وَلَقَدْ اٰتَيْنَا دَاوُ۫دَ وَسُلَيْمٰنَ عِلْمًاۚ وَقَالَا الْحَمْدُ لِلّٰهِ الَّذ۪ي فَضَّلَنَا عَلٰى كَث۪يرٍ مِنْ عِبَادِهِ الْمُؤْمِن۪ينَ

“Şüphesiz biz Dâvûd’a ve Süleyman’a da bir ilim verdik. ‘Bizi mümin kullarının birçoğundan üstün kılan Allah’a hamdolsun!’ dediler.” (Neml 27/15)
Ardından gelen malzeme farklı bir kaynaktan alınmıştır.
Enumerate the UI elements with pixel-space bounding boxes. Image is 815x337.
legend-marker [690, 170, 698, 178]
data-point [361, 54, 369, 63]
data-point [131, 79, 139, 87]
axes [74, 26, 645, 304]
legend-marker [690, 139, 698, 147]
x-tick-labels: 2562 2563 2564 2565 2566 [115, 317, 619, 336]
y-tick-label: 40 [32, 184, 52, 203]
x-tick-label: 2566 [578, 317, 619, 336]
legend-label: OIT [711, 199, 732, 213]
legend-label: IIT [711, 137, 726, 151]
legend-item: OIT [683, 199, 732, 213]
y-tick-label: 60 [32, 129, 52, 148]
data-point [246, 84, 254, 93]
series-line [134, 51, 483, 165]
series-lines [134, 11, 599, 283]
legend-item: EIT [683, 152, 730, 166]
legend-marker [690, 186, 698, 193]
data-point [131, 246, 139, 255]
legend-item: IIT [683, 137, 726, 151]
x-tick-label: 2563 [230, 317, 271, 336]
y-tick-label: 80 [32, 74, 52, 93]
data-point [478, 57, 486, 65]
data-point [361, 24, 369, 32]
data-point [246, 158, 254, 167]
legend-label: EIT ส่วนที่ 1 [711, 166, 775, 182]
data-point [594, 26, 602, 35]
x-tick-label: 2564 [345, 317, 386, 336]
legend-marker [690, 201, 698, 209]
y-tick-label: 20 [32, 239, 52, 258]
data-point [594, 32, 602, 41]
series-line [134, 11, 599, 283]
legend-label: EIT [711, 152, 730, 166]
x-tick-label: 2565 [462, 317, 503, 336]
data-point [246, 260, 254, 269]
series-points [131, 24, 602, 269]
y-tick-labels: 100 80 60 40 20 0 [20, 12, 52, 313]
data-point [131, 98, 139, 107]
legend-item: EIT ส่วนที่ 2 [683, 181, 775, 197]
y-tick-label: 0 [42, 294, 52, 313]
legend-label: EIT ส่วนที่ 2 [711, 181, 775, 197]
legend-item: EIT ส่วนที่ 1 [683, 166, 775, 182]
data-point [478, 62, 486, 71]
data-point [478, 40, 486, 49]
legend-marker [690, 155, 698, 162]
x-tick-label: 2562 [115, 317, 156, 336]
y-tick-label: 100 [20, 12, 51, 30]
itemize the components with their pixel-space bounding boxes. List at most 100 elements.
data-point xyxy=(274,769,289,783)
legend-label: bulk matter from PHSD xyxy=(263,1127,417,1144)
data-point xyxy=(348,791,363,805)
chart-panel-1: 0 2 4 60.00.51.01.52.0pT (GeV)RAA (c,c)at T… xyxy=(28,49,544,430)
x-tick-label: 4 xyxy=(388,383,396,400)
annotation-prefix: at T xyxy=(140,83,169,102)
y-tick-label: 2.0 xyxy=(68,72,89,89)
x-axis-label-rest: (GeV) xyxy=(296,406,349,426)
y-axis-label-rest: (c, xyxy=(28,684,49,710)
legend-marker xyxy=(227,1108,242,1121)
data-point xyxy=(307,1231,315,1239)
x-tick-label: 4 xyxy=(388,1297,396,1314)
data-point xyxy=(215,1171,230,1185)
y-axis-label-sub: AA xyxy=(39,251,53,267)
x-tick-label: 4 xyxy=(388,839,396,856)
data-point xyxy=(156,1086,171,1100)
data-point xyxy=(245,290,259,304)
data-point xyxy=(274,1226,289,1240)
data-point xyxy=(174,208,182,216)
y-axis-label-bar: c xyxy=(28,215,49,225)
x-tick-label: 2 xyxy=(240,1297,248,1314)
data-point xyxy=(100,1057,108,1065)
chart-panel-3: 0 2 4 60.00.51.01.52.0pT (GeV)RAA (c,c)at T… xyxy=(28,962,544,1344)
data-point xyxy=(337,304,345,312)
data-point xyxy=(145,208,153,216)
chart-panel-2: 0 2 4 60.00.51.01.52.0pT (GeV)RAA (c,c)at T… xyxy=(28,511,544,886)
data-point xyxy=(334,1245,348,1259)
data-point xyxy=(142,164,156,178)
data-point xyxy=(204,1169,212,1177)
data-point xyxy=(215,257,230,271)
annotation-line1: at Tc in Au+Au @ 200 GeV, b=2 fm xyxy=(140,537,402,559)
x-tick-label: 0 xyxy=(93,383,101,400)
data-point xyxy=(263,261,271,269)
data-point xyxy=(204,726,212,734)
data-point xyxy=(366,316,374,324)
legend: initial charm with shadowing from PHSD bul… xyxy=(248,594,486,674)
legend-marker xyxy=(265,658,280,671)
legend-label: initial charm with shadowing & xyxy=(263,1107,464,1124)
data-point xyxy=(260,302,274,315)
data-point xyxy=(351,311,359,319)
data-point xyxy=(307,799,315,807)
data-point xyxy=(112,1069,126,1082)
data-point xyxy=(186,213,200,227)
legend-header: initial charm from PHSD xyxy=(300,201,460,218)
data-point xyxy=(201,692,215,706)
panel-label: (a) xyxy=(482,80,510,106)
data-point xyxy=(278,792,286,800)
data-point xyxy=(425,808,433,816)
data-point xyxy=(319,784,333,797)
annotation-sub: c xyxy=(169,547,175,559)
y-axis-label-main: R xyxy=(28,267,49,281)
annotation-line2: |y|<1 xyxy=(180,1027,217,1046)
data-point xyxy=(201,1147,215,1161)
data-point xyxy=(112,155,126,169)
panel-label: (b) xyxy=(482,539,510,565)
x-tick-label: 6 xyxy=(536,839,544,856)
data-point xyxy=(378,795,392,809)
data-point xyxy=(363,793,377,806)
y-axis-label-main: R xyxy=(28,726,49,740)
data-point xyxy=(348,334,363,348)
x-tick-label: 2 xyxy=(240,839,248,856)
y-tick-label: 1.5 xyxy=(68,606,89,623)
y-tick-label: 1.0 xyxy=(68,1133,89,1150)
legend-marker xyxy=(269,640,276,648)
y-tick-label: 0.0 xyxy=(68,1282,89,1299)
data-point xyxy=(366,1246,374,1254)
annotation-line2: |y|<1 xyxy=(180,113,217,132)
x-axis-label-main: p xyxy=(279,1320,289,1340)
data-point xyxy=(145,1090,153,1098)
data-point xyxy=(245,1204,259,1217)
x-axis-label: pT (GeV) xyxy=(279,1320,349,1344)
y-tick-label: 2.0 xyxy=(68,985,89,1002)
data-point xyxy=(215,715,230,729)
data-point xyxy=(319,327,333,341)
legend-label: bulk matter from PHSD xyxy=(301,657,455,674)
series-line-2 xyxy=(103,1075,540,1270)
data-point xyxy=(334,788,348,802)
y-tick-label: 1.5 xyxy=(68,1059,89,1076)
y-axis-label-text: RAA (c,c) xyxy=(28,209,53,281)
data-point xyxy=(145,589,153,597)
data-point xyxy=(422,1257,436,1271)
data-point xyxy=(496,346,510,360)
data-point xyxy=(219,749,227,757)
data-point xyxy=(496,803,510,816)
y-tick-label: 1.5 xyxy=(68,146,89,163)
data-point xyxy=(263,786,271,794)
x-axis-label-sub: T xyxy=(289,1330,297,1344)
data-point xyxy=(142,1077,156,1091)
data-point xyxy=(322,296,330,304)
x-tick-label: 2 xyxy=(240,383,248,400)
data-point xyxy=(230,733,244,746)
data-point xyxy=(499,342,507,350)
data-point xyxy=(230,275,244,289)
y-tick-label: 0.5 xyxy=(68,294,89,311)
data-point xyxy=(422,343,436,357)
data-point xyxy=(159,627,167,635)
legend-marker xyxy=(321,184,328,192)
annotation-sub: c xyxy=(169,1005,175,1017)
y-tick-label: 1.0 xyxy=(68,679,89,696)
وَوَرِثَ سُلَيْمٰنُ دَاوُ۫دَ وَقَالَ يَٓا اَيُّهَا النَّاسُ عُلِّمْنَا مَنْطِقَ الطَّيْرِ وَاُو۫ت۪ينَا مِنْ كُلِّ شَيْءٍۜ اِنَّ هٰذَا لَهُوَ الْفَضْلُ الْمُب۪ينُ

“Süleyman Dâvûd’a vâris oldu ve dedi ki: ‘Ey insanlar! Bize kuşların mantığı/dili öğretildi ve bize her şeyden (nasip) verildi. Doğrusu bu apaçık bir lütuftur.” (Neml 27/16)

وَحُشِرَ لِسُلَيْمٰنَ جُنُودُهُ مِنَ الْجِنِّ وَالْاِنْسِ وَالطَّيْرِ فَهُمْ يُوزَعُونَ

“Süleyman’ın, cinlerden, insanlardan ve kuşlardan meydana gelen orduları onun önünde toplandı. Hep birlikte düzenli olarak sevk ediliyorlardı.” (Neml 27/16)

Bu âyette şu hususlara dikkat edelim:

1- Üç canlı türünden askerleri varlığı
2- Üç canlı türünün tamamı değil onlardan bir kısmı
3- Hz. Süleyman bu üç canlı türünden oluşan ordularını istediği gibi toplayıp yönlendirmesi
4- Hz. Süleyman bunlarla çok düzenli bir ordu oluşturması
5- Hz. Süleyman bunları sürekli istediği gibi sevk ve idare etmesi

حَتّٰٓى اِذَٓا اَتَوْا عَلٰى وَادِ النَّمْلِۙ قَالَتْ نَمْلَةٌ يَٓا اَيُّهَا النَّمْلُ ادْخُلُوا مَسَاكِنَكُمْۚ لَا يَحْطِمَنَّكُمْ سُلَيْمٰنُ وَجُنُودُهُۙ وَهُمْ لَا يَشْعُرُونَ

“Sonunda, karıncaların bulunduğu vadiye geldiklerinde bir dişi (kraliçe) karınca: “Ey karıncalar! Yuvalarınıza girin, Süleyman ve ordusu farkına varmadan sizi ezmesinler.” dedi.” (Neml 27/18)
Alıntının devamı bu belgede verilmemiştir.